Friday
Apr. 10, 1998
The Lives of the Heart
Today's Reading: "The Lives of the Heart" by Jane Hirshfield from THE LIVES OF THE HEART, published by HarperPerennial (1997).
The Allied army liberated the German concentration camp, BUCHENWALD, on this day in 1945. It was one of the first and biggest camps in Nazi Germany, set up in 1937 and holding about 20,000 prisoners. Buchenwald had no gas chambers most of the inmates worked 12-hour shifts as slave laborers in nearby factories. Still, hundreds died every month there from disease, malnutrition, exhaustion, and torture.
THE GIFT OF THE MAGI by O. Henry was published on this date in 1906. It's a Christmas story, but came out in April anyway as part of a short story collection called The Four Million. O. Henry was famous for his trick endings and this was one of the best: a young husband and wife who have hardly anything to their name want to get nice Christmas presents for each other. He sells his prize watch to buy her a set of combs; she cuts her beautiful hair and sells it to buy him a watch-chain.

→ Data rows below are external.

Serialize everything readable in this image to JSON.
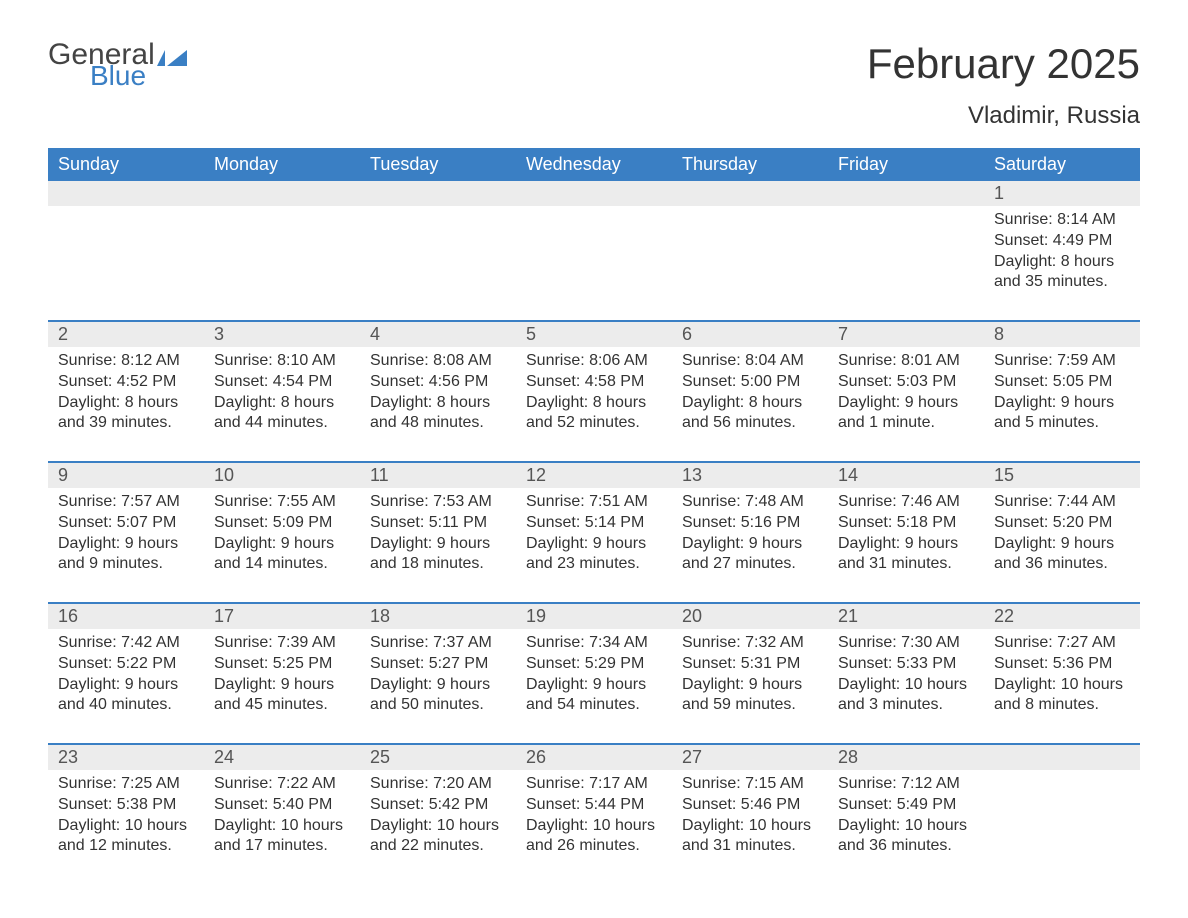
{
  "brand": {
    "name_general": "General",
    "name_blue": "Blue",
    "accent_color": "#3a7fc4",
    "text_color": "#444444"
  },
  "heading": {
    "month_title": "February 2025",
    "location": "Vladimir, Russia",
    "title_fontsize": 42,
    "location_fontsize": 24
  },
  "colors": {
    "header_bg": "#3a7fc4",
    "header_text": "#ffffff",
    "daynum_band_bg": "#ececec",
    "week_divider": "#3a7fc4",
    "body_text": "#333333",
    "page_bg": "#ffffff"
  },
  "day_labels": [
    "Sunday",
    "Monday",
    "Tuesday",
    "Wednesday",
    "Thursday",
    "Friday",
    "Saturday"
  ],
  "weeks": [
    {
      "days": [
        {
          "num": "",
          "sunrise": "",
          "sunset": "",
          "daylight": ""
        },
        {
          "num": "",
          "sunrise": "",
          "sunset": "",
          "daylight": ""
        },
        {
          "num": "",
          "sunrise": "",
          "sunset": "",
          "daylight": ""
        },
        {
          "num": "",
          "sunrise": "",
          "sunset": "",
          "daylight": ""
        },
        {
          "num": "",
          "sunrise": "",
          "sunset": "",
          "daylight": ""
        },
        {
          "num": "",
          "sunrise": "",
          "sunset": "",
          "daylight": ""
        },
        {
          "num": "1",
          "sunrise": "Sunrise: 8:14 AM",
          "sunset": "Sunset: 4:49 PM",
          "daylight": "Daylight: 8 hours and 35 minutes."
        }
      ]
    },
    {
      "days": [
        {
          "num": "2",
          "sunrise": "Sunrise: 8:12 AM",
          "sunset": "Sunset: 4:52 PM",
          "daylight": "Daylight: 8 hours and 39 minutes."
        },
        {
          "num": "3",
          "sunrise": "Sunrise: 8:10 AM",
          "sunset": "Sunset: 4:54 PM",
          "daylight": "Daylight: 8 hours and 44 minutes."
        },
        {
          "num": "4",
          "sunrise": "Sunrise: 8:08 AM",
          "sunset": "Sunset: 4:56 PM",
          "daylight": "Daylight: 8 hours and 48 minutes."
        },
        {
          "num": "5",
          "sunrise": "Sunrise: 8:06 AM",
          "sunset": "Sunset: 4:58 PM",
          "daylight": "Daylight: 8 hours and 52 minutes."
        },
        {
          "num": "6",
          "sunrise": "Sunrise: 8:04 AM",
          "sunset": "Sunset: 5:00 PM",
          "daylight": "Daylight: 8 hours and 56 minutes."
        },
        {
          "num": "7",
          "sunrise": "Sunrise: 8:01 AM",
          "sunset": "Sunset: 5:03 PM",
          "daylight": "Daylight: 9 hours and 1 minute."
        },
        {
          "num": "8",
          "sunrise": "Sunrise: 7:59 AM",
          "sunset": "Sunset: 5:05 PM",
          "daylight": "Daylight: 9 hours and 5 minutes."
        }
      ]
    },
    {
      "days": [
        {
          "num": "9",
          "sunrise": "Sunrise: 7:57 AM",
          "sunset": "Sunset: 5:07 PM",
          "daylight": "Daylight: 9 hours and 9 minutes."
        },
        {
          "num": "10",
          "sunrise": "Sunrise: 7:55 AM",
          "sunset": "Sunset: 5:09 PM",
          "daylight": "Daylight: 9 hours and 14 minutes."
        },
        {
          "num": "11",
          "sunrise": "Sunrise: 7:53 AM",
          "sunset": "Sunset: 5:11 PM",
          "daylight": "Daylight: 9 hours and 18 minutes."
        },
        {
          "num": "12",
          "sunrise": "Sunrise: 7:51 AM",
          "sunset": "Sunset: 5:14 PM",
          "daylight": "Daylight: 9 hours and 23 minutes."
        },
        {
          "num": "13",
          "sunrise": "Sunrise: 7:48 AM",
          "sunset": "Sunset: 5:16 PM",
          "daylight": "Daylight: 9 hours and 27 minutes."
        },
        {
          "num": "14",
          "sunrise": "Sunrise: 7:46 AM",
          "sunset": "Sunset: 5:18 PM",
          "daylight": "Daylight: 9 hours and 31 minutes."
        },
        {
          "num": "15",
          "sunrise": "Sunrise: 7:44 AM",
          "sunset": "Sunset: 5:20 PM",
          "daylight": "Daylight: 9 hours and 36 minutes."
        }
      ]
    },
    {
      "days": [
        {
          "num": "16",
          "sunrise": "Sunrise: 7:42 AM",
          "sunset": "Sunset: 5:22 PM",
          "daylight": "Daylight: 9 hours and 40 minutes."
        },
        {
          "num": "17",
          "sunrise": "Sunrise: 7:39 AM",
          "sunset": "Sunset: 5:25 PM",
          "daylight": "Daylight: 9 hours and 45 minutes."
        },
        {
          "num": "18",
          "sunrise": "Sunrise: 7:37 AM",
          "sunset": "Sunset: 5:27 PM",
          "daylight": "Daylight: 9 hours and 50 minutes."
        },
        {
          "num": "19",
          "sunrise": "Sunrise: 7:34 AM",
          "sunset": "Sunset: 5:29 PM",
          "daylight": "Daylight: 9 hours and 54 minutes."
        },
        {
          "num": "20",
          "sunrise": "Sunrise: 7:32 AM",
          "sunset": "Sunset: 5:31 PM",
          "daylight": "Daylight: 9 hours and 59 minutes."
        },
        {
          "num": "21",
          "sunrise": "Sunrise: 7:30 AM",
          "sunset": "Sunset: 5:33 PM",
          "daylight": "Daylight: 10 hours and 3 minutes."
        },
        {
          "num": "22",
          "sunrise": "Sunrise: 7:27 AM",
          "sunset": "Sunset: 5:36 PM",
          "daylight": "Daylight: 10 hours and 8 minutes."
        }
      ]
    },
    {
      "days": [
        {
          "num": "23",
          "sunrise": "Sunrise: 7:25 AM",
          "sunset": "Sunset: 5:38 PM",
          "daylight": "Daylight: 10 hours and 12 minutes."
        },
        {
          "num": "24",
          "sunrise": "Sunrise: 7:22 AM",
          "sunset": "Sunset: 5:40 PM",
          "daylight": "Daylight: 10 hours and 17 minutes."
        },
        {
          "num": "25",
          "sunrise": "Sunrise: 7:20 AM",
          "sunset": "Sunset: 5:42 PM",
          "daylight": "Daylight: 10 hours and 22 minutes."
        },
        {
          "num": "26",
          "sunrise": "Sunrise: 7:17 AM",
          "sunset": "Sunset: 5:44 PM",
          "daylight": "Daylight: 10 hours and 26 minutes."
        },
        {
          "num": "27",
          "sunrise": "Sunrise: 7:15 AM",
          "sunset": "Sunset: 5:46 PM",
          "daylight": "Daylight: 10 hours and 31 minutes."
        },
        {
          "num": "28",
          "sunrise": "Sunrise: 7:12 AM",
          "sunset": "Sunset: 5:49 PM",
          "daylight": "Daylight: 10 hours and 36 minutes."
        },
        {
          "num": "",
          "sunrise": "",
          "sunset": "",
          "daylight": ""
        }
      ]
    }
  ]
}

Johannes Brahms' GERMAN REQUIEM was premiered on this date in 1868, and made the obscure 35-year old composer a household name in his native Germany. He'd worked at the piece on-and-off since his early 20s when his friend Robert Schumann died. A requiem is a funeral mass, and the one Brahms wrote was different from just about any other composer. Most others used Latin texts from the Catholic church; Brahms chose passages from his own Bible, translated into the German by Luther. And where other requiems made a big deal about praying for the souls of the dead, Brahms' requiem was meant to console those left behind, the living.